Pretty soon, a man at the table closest to the stage started trying to grab her leg and she moved to the other side of the platform.  Then, he stretched his body way over the stage and grabbled Bambi by her foot and began to pull her toward him.  She was doing her best to continue with the song and hobble on one leg.  I had endured this long enough and got up, went over to him and said, “Leave her alone pal, she’s trying to do her act here.”  He eyed me with scorn and reared back to swing at me.  I stepped to the side and he hit thin air.  I tried to reason with him, since he didn’t seem drunk and said, “She doesn’t want anything to do with you, idiot!”  Again he swung at me.  I decided enough was enough.   

All the strenuous training I had gone through for the last nine weeks had left me with a solid “physique” and I caught his fist with my left hand and “clocked” him one blow full in the face with my right fist.  He staggered back, cleared a table, fell over a couple of chairs and lay still on the floor.  I had only had two small fights in high school, which I lost and I couldn’t believe I had knocked this guy out “cold”.  Bambi screamed, jumped off the stage, went over to him and leaned down and touched his forehead.  Then she looked up at me and said, “You’re the idiot!” 

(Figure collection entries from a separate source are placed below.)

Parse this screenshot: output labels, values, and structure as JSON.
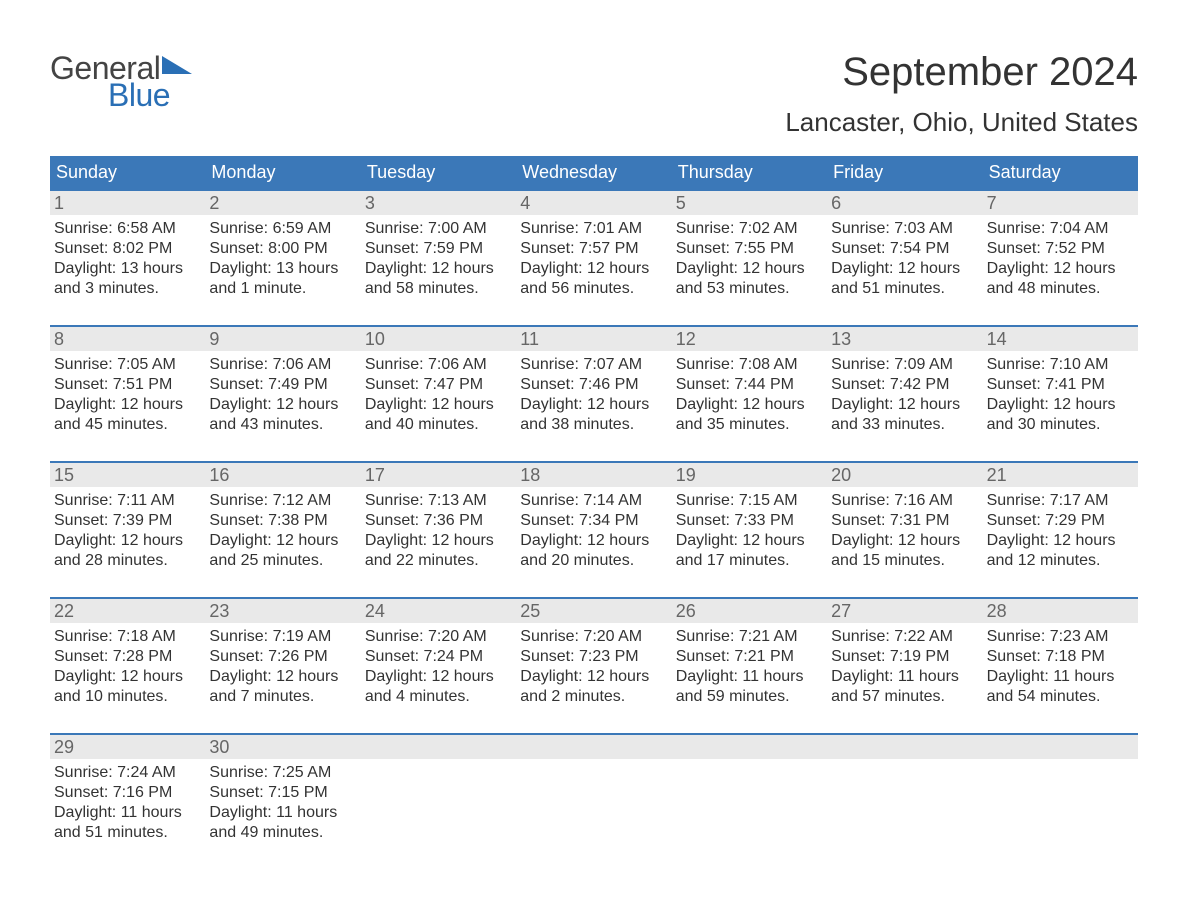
{
  "logo": {
    "word1": "General",
    "word2": "Blue",
    "text_color_1": "#444444",
    "text_color_2": "#2a6fb5",
    "triangle_color": "#2a6fb5"
  },
  "header": {
    "month_title": "September 2024",
    "location": "Lancaster, Ohio, United States",
    "title_fontsize": 40,
    "location_fontsize": 26,
    "title_color": "#333333"
  },
  "day_headers": [
    "Sunday",
    "Monday",
    "Tuesday",
    "Wednesday",
    "Thursday",
    "Friday",
    "Saturday"
  ],
  "styling": {
    "header_bg": "#3b78b8",
    "header_text_color": "#ffffff",
    "daynum_bg": "#e9e9e9",
    "daynum_color": "#666666",
    "row_border_color": "#3b78b8",
    "body_text_color": "#333333",
    "background": "#ffffff",
    "header_fontsize": 18,
    "daynum_fontsize": 18,
    "body_fontsize": 16,
    "columns": 7
  },
  "weeks": [
    [
      {
        "num": "1",
        "sunrise": "Sunrise: 6:58 AM",
        "sunset": "Sunset: 8:02 PM",
        "daylight": "Daylight: 13 hours and 3 minutes."
      },
      {
        "num": "2",
        "sunrise": "Sunrise: 6:59 AM",
        "sunset": "Sunset: 8:00 PM",
        "daylight": "Daylight: 13 hours and 1 minute."
      },
      {
        "num": "3",
        "sunrise": "Sunrise: 7:00 AM",
        "sunset": "Sunset: 7:59 PM",
        "daylight": "Daylight: 12 hours and 58 minutes."
      },
      {
        "num": "4",
        "sunrise": "Sunrise: 7:01 AM",
        "sunset": "Sunset: 7:57 PM",
        "daylight": "Daylight: 12 hours and 56 minutes."
      },
      {
        "num": "5",
        "sunrise": "Sunrise: 7:02 AM",
        "sunset": "Sunset: 7:55 PM",
        "daylight": "Daylight: 12 hours and 53 minutes."
      },
      {
        "num": "6",
        "sunrise": "Sunrise: 7:03 AM",
        "sunset": "Sunset: 7:54 PM",
        "daylight": "Daylight: 12 hours and 51 minutes."
      },
      {
        "num": "7",
        "sunrise": "Sunrise: 7:04 AM",
        "sunset": "Sunset: 7:52 PM",
        "daylight": "Daylight: 12 hours and 48 minutes."
      }
    ],
    [
      {
        "num": "8",
        "sunrise": "Sunrise: 7:05 AM",
        "sunset": "Sunset: 7:51 PM",
        "daylight": "Daylight: 12 hours and 45 minutes."
      },
      {
        "num": "9",
        "sunrise": "Sunrise: 7:06 AM",
        "sunset": "Sunset: 7:49 PM",
        "daylight": "Daylight: 12 hours and 43 minutes."
      },
      {
        "num": "10",
        "sunrise": "Sunrise: 7:06 AM",
        "sunset": "Sunset: 7:47 PM",
        "daylight": "Daylight: 12 hours and 40 minutes."
      },
      {
        "num": "11",
        "sunrise": "Sunrise: 7:07 AM",
        "sunset": "Sunset: 7:46 PM",
        "daylight": "Daylight: 12 hours and 38 minutes."
      },
      {
        "num": "12",
        "sunrise": "Sunrise: 7:08 AM",
        "sunset": "Sunset: 7:44 PM",
        "daylight": "Daylight: 12 hours and 35 minutes."
      },
      {
        "num": "13",
        "sunrise": "Sunrise: 7:09 AM",
        "sunset": "Sunset: 7:42 PM",
        "daylight": "Daylight: 12 hours and 33 minutes."
      },
      {
        "num": "14",
        "sunrise": "Sunrise: 7:10 AM",
        "sunset": "Sunset: 7:41 PM",
        "daylight": "Daylight: 12 hours and 30 minutes."
      }
    ],
    [
      {
        "num": "15",
        "sunrise": "Sunrise: 7:11 AM",
        "sunset": "Sunset: 7:39 PM",
        "daylight": "Daylight: 12 hours and 28 minutes."
      },
      {
        "num": "16",
        "sunrise": "Sunrise: 7:12 AM",
        "sunset": "Sunset: 7:38 PM",
        "daylight": "Daylight: 12 hours and 25 minutes."
      },
      {
        "num": "17",
        "sunrise": "Sunrise: 7:13 AM",
        "sunset": "Sunset: 7:36 PM",
        "daylight": "Daylight: 12 hours and 22 minutes."
      },
      {
        "num": "18",
        "sunrise": "Sunrise: 7:14 AM",
        "sunset": "Sunset: 7:34 PM",
        "daylight": "Daylight: 12 hours and 20 minutes."
      },
      {
        "num": "19",
        "sunrise": "Sunrise: 7:15 AM",
        "sunset": "Sunset: 7:33 PM",
        "daylight": "Daylight: 12 hours and 17 minutes."
      },
      {
        "num": "20",
        "sunrise": "Sunrise: 7:16 AM",
        "sunset": "Sunset: 7:31 PM",
        "daylight": "Daylight: 12 hours and 15 minutes."
      },
      {
        "num": "21",
        "sunrise": "Sunrise: 7:17 AM",
        "sunset": "Sunset: 7:29 PM",
        "daylight": "Daylight: 12 hours and 12 minutes."
      }
    ],
    [
      {
        "num": "22",
        "sunrise": "Sunrise: 7:18 AM",
        "sunset": "Sunset: 7:28 PM",
        "daylight": "Daylight: 12 hours and 10 minutes."
      },
      {
        "num": "23",
        "sunrise": "Sunrise: 7:19 AM",
        "sunset": "Sunset: 7:26 PM",
        "daylight": "Daylight: 12 hours and 7 minutes."
      },
      {
        "num": "24",
        "sunrise": "Sunrise: 7:20 AM",
        "sunset": "Sunset: 7:24 PM",
        "daylight": "Daylight: 12 hours and 4 minutes."
      },
      {
        "num": "25",
        "sunrise": "Sunrise: 7:20 AM",
        "sunset": "Sunset: 7:23 PM",
        "daylight": "Daylight: 12 hours and 2 minutes."
      },
      {
        "num": "26",
        "sunrise": "Sunrise: 7:21 AM",
        "sunset": "Sunset: 7:21 PM",
        "daylight": "Daylight: 11 hours and 59 minutes."
      },
      {
        "num": "27",
        "sunrise": "Sunrise: 7:22 AM",
        "sunset": "Sunset: 7:19 PM",
        "daylight": "Daylight: 11 hours and 57 minutes."
      },
      {
        "num": "28",
        "sunrise": "Sunrise: 7:23 AM",
        "sunset": "Sunset: 7:18 PM",
        "daylight": "Daylight: 11 hours and 54 minutes."
      }
    ],
    [
      {
        "num": "29",
        "sunrise": "Sunrise: 7:24 AM",
        "sunset": "Sunset: 7:16 PM",
        "daylight": "Daylight: 11 hours and 51 minutes."
      },
      {
        "num": "30",
        "sunrise": "Sunrise: 7:25 AM",
        "sunset": "Sunset: 7:15 PM",
        "daylight": "Daylight: 11 hours and 49 minutes."
      },
      {
        "num": "",
        "sunrise": "",
        "sunset": "",
        "daylight": ""
      },
      {
        "num": "",
        "sunrise": "",
        "sunset": "",
        "daylight": ""
      },
      {
        "num": "",
        "sunrise": "",
        "sunset": "",
        "daylight": ""
      },
      {
        "num": "",
        "sunrise": "",
        "sunset": "",
        "daylight": ""
      },
      {
        "num": "",
        "sunrise": "",
        "sunset": "",
        "daylight": ""
      }
    ]
  ]
}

Frank and Jack called me over the bar and Jack said, “That deserves a beer.  What a lucky punch!”  The bartender poured our drinks then said, “Yeah, a lucky punch okay, but only two things wrong with it that I could see.”  I was still feeling pretty cocky and asked him, “What are the two things wrong?”  He took a towel off his rack and started wiping a glass and said, “Well, in the first place, that guy you plastered is Bambi’s boyfriend.”  I retorted, “Yeah,  so what?  He was way out of line.  I don’t care if he is her boyfriend.  What else?"

He kept wiping the glass then said, “Second thing is her boyfriend is Mr. Del Gado, and he owns this bar.” 

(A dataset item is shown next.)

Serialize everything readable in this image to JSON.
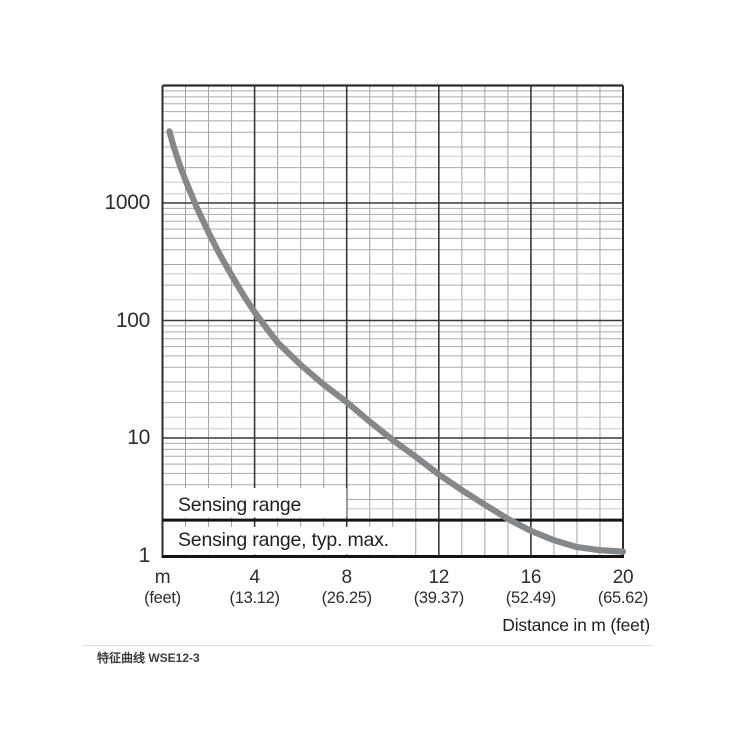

Frank slapped me on the back because I was starting to choke on my beer.  The bartender put the towel over his shoulder and placed his hands on his hips as though he was asking, “What’s your next act buddy?”  We paid him and quietly left while Mr. Del Gado was coming out of his “nap”.  Then we mutually agreed that was enough “fun” for one night and decided to take in an all-night movie.. 

Epilog:  We frequented the bars in San Diego many more times before boot camp ended, but never set foot in the Metropolitan Bar again.  A few weeks later, we all went our separate ways and my first duty station was an assignment to the USS Whitehurst, a destroyer escort that was just coming out of dry dock in Long Beach. 

Moral: Word to the Wise – ‘never defend a stripper’.